Reclama para sí el derecho del Creador de interferir en el misterio de
la vida humana. Trata de manipular la vida a través de la genética y de
establecer límites a la muerte. Rechazando la ley divina y los
principios morales, atenta abiertamente contra la familia. Así, de
variadas formas intenta silenciar la voz de Dios en el corazón del
hombre, tratando de convertir a Dios en el gran ausente de la cultura y
la conciencia de la gente. El ‘misterio de la iniquidad’ continúa
marcando la realidad del mundo. Experimentando este particular
misterio, el hombre vive con temor al futuro, al vacío, a la
aniquilación y el sufrimiento. Tal vez, por esta razón, es que Cristo,
utilizando el testimonio de una simple religiosa, se hizo presente en
nuestro tiempo para indicarnos claramente que la fuente de la fe y la
esperanza se encuentra en la eterna misericordia de Dios”.
“Este mensaje
del amor misericordioso debe resonar con todo vigor nuevamente. El mundo
necesita este amor. Ha llegado la hora de llevar el mensaje de Cristo a
todos: a los dirigentes y a los oprimidos, a todos aquellos cuya
humanidad parece perdida en el misterio de la iniquidad (mysterium
iniquitatis). El mensaje de la Divina Misericordia es capaz de llenar
los corazones de esperanza y pasar a convertirse en el fundamento de la
nueva civilización: la civilización del amor”, dijo el Papa
finalizando esta parte de la homilía para dar paso a la mención de las
principales obras y carismas de los religiosos que serían beatificados.
El Santo Padre dio por finalizada la misma
refiriéndose a lo que había dicho en el mismo lugar en 1979: “Hermanos y
hermanas, hoy les repito la misma invitación. Ábranse al mayor regalo
de Dios, su Amor, que a través de la Cruz de Cristo ha revelado al
mundo su infinita misericordia”. “Hoy les digo a todos: Nunca, nunca
separen la ‘causa del hombre’ del amor de Dios. Ayuden a los hombres y
mujeres de la modernidad a experimentar el amor misericordioso de Dios.
Este amor, en su fogoso esplendor, salvará a la humanidad”.
Luego de la misa, y antes de rezar el Angelus,
les repitió a los jóvenes congregados en el lugar algunos de los
conceptos y experiencias del reciente encuentro Mundial de la Juventud
en Toronto, Canadá, mencionando entre otras cosas: “Hoy vuelvo sobre
aquella experiencia, teniendo en cuenta el mensaje de la Divina
Misericordia.

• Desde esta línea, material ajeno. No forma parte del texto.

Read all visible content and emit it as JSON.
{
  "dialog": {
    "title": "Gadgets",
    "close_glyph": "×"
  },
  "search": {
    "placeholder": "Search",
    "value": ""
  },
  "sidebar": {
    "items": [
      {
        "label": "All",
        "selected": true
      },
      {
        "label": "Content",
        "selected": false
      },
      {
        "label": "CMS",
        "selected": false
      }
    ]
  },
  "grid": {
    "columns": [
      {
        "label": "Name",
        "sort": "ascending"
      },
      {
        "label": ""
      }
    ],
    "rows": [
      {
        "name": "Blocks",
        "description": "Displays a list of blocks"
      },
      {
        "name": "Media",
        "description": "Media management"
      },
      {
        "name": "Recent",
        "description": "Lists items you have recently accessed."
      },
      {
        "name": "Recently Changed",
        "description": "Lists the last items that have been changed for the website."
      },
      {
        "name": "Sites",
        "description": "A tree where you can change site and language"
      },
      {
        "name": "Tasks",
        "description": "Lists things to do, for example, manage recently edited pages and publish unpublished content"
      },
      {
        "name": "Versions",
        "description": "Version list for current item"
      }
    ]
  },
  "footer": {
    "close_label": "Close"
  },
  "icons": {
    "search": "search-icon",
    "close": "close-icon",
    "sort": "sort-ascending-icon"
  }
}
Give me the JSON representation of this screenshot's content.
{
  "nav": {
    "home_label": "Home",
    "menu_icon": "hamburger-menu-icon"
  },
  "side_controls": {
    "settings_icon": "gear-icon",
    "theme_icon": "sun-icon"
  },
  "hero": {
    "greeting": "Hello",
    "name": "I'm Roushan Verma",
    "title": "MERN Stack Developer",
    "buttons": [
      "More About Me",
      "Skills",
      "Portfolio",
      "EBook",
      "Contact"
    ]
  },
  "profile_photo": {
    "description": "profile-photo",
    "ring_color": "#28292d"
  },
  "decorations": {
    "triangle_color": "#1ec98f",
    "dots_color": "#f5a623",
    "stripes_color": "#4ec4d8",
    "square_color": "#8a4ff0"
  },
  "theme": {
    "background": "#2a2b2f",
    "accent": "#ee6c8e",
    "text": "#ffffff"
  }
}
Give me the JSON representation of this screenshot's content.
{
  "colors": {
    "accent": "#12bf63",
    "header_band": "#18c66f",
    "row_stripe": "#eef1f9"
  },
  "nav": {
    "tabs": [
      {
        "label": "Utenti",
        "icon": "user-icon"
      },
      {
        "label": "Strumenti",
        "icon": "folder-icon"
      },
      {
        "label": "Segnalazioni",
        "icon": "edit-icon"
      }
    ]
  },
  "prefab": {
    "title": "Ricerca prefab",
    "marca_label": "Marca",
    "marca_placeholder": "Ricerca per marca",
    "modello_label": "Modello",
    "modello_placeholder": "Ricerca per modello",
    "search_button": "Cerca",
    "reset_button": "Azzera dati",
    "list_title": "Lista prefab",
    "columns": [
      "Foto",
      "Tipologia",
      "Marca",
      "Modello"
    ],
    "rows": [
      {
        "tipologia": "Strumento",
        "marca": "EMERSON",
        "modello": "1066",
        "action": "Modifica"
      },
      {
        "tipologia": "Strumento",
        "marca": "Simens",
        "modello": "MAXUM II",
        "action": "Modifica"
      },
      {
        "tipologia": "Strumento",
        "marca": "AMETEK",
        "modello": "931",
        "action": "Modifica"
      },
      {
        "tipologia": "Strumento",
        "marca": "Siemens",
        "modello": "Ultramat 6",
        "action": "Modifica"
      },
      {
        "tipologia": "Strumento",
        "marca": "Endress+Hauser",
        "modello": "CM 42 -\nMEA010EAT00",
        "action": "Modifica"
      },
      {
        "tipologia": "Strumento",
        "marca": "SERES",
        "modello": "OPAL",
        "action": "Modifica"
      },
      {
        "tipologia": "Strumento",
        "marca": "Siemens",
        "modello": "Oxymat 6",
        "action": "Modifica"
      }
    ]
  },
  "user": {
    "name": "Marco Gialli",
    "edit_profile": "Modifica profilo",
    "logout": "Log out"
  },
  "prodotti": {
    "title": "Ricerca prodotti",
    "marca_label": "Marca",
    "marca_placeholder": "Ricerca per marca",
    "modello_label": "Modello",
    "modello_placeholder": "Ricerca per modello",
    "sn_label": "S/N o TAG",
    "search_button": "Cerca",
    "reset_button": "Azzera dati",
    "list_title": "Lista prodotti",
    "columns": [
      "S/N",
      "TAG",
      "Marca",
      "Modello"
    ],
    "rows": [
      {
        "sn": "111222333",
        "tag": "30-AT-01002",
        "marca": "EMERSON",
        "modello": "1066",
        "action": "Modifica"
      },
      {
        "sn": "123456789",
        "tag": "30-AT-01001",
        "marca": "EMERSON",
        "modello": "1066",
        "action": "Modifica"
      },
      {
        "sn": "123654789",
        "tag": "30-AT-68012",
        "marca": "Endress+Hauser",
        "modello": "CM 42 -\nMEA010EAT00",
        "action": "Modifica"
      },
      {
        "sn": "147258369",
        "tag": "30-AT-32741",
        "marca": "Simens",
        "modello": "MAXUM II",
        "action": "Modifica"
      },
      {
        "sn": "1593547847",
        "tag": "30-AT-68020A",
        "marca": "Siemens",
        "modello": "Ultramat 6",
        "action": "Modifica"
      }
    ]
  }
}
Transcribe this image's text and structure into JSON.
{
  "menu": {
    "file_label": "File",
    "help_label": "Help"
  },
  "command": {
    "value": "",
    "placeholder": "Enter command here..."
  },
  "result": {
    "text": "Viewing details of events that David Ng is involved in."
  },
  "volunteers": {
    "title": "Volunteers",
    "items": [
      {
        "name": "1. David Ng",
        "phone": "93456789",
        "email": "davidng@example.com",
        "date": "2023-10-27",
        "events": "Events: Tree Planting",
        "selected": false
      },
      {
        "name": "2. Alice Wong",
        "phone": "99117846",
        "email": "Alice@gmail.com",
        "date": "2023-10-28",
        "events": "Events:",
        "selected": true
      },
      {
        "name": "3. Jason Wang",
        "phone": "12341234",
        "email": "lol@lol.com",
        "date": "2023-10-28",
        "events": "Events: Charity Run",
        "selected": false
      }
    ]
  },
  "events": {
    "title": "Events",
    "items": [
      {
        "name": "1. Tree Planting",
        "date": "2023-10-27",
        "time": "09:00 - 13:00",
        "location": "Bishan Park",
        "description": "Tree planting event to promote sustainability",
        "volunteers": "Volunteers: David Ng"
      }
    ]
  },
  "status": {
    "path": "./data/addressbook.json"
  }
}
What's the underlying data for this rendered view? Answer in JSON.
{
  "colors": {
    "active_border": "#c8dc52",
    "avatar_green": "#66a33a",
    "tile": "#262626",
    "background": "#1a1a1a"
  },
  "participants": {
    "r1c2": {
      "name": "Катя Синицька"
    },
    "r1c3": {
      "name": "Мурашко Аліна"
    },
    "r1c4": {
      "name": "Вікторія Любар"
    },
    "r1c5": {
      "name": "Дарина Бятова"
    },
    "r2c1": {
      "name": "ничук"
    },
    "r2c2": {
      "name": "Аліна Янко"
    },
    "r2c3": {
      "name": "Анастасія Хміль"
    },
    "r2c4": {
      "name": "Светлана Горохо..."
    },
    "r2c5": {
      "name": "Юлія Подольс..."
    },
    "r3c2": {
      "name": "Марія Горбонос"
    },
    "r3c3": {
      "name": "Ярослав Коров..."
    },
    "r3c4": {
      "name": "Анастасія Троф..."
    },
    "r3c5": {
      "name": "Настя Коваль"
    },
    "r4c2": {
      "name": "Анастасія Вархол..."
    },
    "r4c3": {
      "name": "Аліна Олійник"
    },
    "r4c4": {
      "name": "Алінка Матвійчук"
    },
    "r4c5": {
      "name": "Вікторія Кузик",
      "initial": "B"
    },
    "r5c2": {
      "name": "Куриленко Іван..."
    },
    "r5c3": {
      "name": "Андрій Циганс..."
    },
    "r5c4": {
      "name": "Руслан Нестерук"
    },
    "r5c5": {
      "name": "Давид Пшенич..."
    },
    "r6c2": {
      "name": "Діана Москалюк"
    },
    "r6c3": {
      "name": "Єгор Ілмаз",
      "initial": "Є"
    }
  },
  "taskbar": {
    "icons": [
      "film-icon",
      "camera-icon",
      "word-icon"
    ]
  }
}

A través de sor Faustina, Dios ha confiado este mensaje a
ustedes, para que por medio de esta luz puedan comprender mejor el
significado de ser pobres de espíritu, de ser misericordiosos, de ser
hacedores de la paz, de tener hambre y sed de justicia, y finalmente,
de sufrir persecución por causa del nombre de Jesús”.
Por último, el
tercer día, la cita fue en el Santuario de Nuestra Señora del Calvario,
a unos 45 kilómetros de Cracovia. Después de una media hora de viaje,
por un camino verde y sinuoso entre suaves colinas, llegamos al
Santuario del Calvario (Kalwaria Zebrzydowska), lugar que, como dijera
el Santo Padre en su homilía, fue construido a principios del siglo
XVII por el dueño de estas tierras, Mikolaj Zebrzydowski, tratando de
imitar la iglesia del Santo Sepulcro de Jerusalén y las estaciones del
Gólgota.
Por el camino, con una colega mejicana,
veníamos hablando de que el Papa, continuaría con el mensaje de la
Misericordia, pero esta vez lo haría en referencia a María, ya que el
Santuario estaba dedicado a ella. (Cuentan que a este lugar solía venir
Karol Wojtyla con su familia y que, luego de la muerte de su madre,
fue traído por su papá, para rezar por ella ante la Virgen).
El pueblo
polaco, como a lo largo de estas tres jornadas históricas acompañó al
Pontífice quien, pese a todas las especulaciones, mantuvo la fortaleza
por encima de sus debilidades físicas, como lo había hecho
recientemente en su larga gira por América donde, entre otras cosas,
santificó a Juan Diego, el vidente de Guadalupe.
Antes dar
comienzo a la santa misa, su Santidad se detuvo a rezar en la capilla
donde se encuentra el icono de la Virgen coronada y revestida. El
Papa, sentado frente a su Breviario, oró durante casi veinte minutos,
quizá, dejando volar su imaginación hacia el pasado. El valor que le da
al silencio y la contemplación quedó bien marcado por este momento de
privacidad que, gracias a la televisión, pudimos compartir.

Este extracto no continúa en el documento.